Fiber laser to achieve mid-infrared laser output, the first step is to select the appropriate fiber matrix material. In near-infrared fiber lasers, quartz glass matrix is the most common fiber matrix material with very low transmission loss, reliable mechanical strength and excellent stability. However, because of the high phonon energy (1150 cm-1), quartz fiber can not be used for mid-infrared laser transmission. In order to achieve low loss transmission of mid-infrared laser, we need to re-select other fiber matrix materials with lower phonon energy, such as sulfide glass matrix or fluoride glass matrix. Sulfide fiber has the lowest phonon energy (about 350 cm-1), but it has the problem that the doping concentration cannot be increased, so it is not suitable for use as a gain fiber to generate mid-infrared laser. Although the fluoride glass substrate has a slightly higher phonon energy (550 cm-1) than the sulfide glass substrate, it can also achieve low-loss transmission for mid-infrared lasers with wavelengths less than 4 μm. More importantly, the fluoride glass substrate can achieve a high rare earth ion doping concentration, which can provide the gain required for mid-infrared laser generation, for example, the most mature fluoride ZBLAN fiber for Er3+ has been able to achieve a doping concentration of up to 10 mol. Therefore, fluoride glass matrix is the most suitable fiber matrix material for mid-infrared fiber lasers.
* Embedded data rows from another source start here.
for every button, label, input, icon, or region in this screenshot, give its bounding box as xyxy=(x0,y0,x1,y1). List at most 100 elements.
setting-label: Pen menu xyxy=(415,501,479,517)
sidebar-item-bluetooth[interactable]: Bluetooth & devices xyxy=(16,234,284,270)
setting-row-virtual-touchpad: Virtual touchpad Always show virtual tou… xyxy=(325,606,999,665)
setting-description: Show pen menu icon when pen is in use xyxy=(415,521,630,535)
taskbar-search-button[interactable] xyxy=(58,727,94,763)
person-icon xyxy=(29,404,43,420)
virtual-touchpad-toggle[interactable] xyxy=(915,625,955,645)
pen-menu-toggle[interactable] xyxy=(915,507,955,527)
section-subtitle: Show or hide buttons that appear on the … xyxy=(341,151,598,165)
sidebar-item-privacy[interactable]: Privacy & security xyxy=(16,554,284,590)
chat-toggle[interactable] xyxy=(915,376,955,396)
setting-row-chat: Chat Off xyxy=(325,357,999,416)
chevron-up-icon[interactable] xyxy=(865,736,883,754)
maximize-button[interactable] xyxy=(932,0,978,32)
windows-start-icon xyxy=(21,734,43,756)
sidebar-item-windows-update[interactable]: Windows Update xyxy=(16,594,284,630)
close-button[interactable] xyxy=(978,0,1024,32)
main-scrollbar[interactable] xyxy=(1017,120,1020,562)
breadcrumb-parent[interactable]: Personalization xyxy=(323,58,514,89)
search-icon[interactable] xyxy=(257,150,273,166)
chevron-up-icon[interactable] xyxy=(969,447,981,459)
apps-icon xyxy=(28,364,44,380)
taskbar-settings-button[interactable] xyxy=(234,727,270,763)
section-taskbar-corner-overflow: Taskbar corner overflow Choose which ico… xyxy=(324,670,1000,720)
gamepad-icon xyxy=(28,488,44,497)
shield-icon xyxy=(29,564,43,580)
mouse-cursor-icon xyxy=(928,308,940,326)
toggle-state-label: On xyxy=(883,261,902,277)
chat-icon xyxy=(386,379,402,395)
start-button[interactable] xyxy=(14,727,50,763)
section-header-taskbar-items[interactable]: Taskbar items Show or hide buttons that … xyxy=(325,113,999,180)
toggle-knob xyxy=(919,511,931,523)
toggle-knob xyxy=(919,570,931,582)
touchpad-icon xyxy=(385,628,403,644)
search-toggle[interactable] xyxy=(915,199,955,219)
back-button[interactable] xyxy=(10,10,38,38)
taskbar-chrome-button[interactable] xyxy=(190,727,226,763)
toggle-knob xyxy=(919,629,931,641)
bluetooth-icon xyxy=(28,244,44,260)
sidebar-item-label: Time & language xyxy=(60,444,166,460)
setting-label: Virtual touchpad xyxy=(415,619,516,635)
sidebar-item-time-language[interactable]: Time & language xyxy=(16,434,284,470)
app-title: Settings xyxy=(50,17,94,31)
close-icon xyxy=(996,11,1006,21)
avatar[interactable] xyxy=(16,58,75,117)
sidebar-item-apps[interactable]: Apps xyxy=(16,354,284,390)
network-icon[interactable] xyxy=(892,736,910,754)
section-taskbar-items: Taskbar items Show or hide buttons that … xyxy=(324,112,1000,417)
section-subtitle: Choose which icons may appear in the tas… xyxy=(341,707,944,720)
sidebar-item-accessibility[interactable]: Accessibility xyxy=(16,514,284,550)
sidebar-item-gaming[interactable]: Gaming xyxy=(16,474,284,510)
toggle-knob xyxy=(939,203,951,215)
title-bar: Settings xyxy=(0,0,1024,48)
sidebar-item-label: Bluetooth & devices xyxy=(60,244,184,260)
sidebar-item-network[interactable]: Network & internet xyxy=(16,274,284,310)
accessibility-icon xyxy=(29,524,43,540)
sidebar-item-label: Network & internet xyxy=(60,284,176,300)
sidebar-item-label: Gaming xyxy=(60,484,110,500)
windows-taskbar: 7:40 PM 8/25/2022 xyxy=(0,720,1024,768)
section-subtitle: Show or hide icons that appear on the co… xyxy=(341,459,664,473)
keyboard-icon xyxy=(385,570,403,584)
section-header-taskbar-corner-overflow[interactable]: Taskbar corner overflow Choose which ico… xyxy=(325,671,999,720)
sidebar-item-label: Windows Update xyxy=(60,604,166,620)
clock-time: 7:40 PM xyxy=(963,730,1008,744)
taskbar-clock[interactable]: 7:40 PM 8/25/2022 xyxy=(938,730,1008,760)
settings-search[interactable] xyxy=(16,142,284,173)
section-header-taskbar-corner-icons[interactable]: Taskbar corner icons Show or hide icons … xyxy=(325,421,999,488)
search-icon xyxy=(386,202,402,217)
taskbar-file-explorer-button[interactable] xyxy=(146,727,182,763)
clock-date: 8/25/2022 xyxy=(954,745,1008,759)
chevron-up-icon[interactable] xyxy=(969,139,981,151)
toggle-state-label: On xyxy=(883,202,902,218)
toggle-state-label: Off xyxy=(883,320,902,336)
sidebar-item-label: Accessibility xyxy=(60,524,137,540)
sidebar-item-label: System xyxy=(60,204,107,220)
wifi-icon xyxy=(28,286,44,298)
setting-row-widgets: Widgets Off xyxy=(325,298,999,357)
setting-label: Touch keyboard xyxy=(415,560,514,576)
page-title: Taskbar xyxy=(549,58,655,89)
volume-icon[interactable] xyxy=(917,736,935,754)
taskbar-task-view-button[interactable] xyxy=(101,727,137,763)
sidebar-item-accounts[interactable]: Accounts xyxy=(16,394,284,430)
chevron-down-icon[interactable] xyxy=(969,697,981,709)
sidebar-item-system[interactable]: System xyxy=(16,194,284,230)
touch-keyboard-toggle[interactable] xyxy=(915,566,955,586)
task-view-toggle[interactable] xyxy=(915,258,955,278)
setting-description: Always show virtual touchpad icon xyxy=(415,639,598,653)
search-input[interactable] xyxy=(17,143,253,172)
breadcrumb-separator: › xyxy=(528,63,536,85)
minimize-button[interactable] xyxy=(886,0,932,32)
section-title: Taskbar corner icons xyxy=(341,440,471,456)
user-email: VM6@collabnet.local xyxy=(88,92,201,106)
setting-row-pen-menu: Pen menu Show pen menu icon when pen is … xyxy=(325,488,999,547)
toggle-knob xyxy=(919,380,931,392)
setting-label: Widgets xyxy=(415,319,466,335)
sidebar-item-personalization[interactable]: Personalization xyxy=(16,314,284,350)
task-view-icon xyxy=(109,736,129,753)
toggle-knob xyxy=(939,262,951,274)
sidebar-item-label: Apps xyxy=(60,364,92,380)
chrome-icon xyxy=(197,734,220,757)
Recently, the team of Professor Ruan Shuangchen and Professor Guo Chunyu at Shenzhen University developed a high-power femtosecond pulse fiber laser composed of 2.8μm mode-locked Er:ZBLAN fiber oscillator, single-mode Er:ZBLAN fiber preamplifier and large-mode field Er:ZBLAN fiber main amplifier.

Based on the self-compression and amplification theory of mid-infrared ultra-short pulse controlled by polarization state and numerical simulation work of our research group, combined with nonlinear suppression and mode control methods of large-mode optical fiber, active cooling technology and amplification structure of double-ended pump, the system obtains 2.8μm ultra-short pulse output with an average power of 8.12W and a pulse width of 148 fs. The international record of the highest average power achieved by this research group was further refreshed.

Figure 1 Structure diagram of Er:ZBLAN fiber laser based on MOPA structure
The structure of the femtosecond laser system is shown in Figure 1. The single-mode double-clad Er:ZBLAN fiber of 3.1 m length was used as the gain fiber in the preamplifier with a doping concentration of 7 mol.% and a core diameter of 15 μm (NA = 0.12). In the main amplifier, a double clad large mode field Er:ZBLAN fiber with a length of 4 m was used as the gain fiber with a doping concentration of 6 mol.% and a core diameter of 30 μm (NA = 0.12). The larger core diameter makes the gain fiber have lower nonlinear coefficient and can withstand higher peak power and pulse output of larger pulse energy. Both ends of the gain fiber are fused to the AlF3 terminal cap.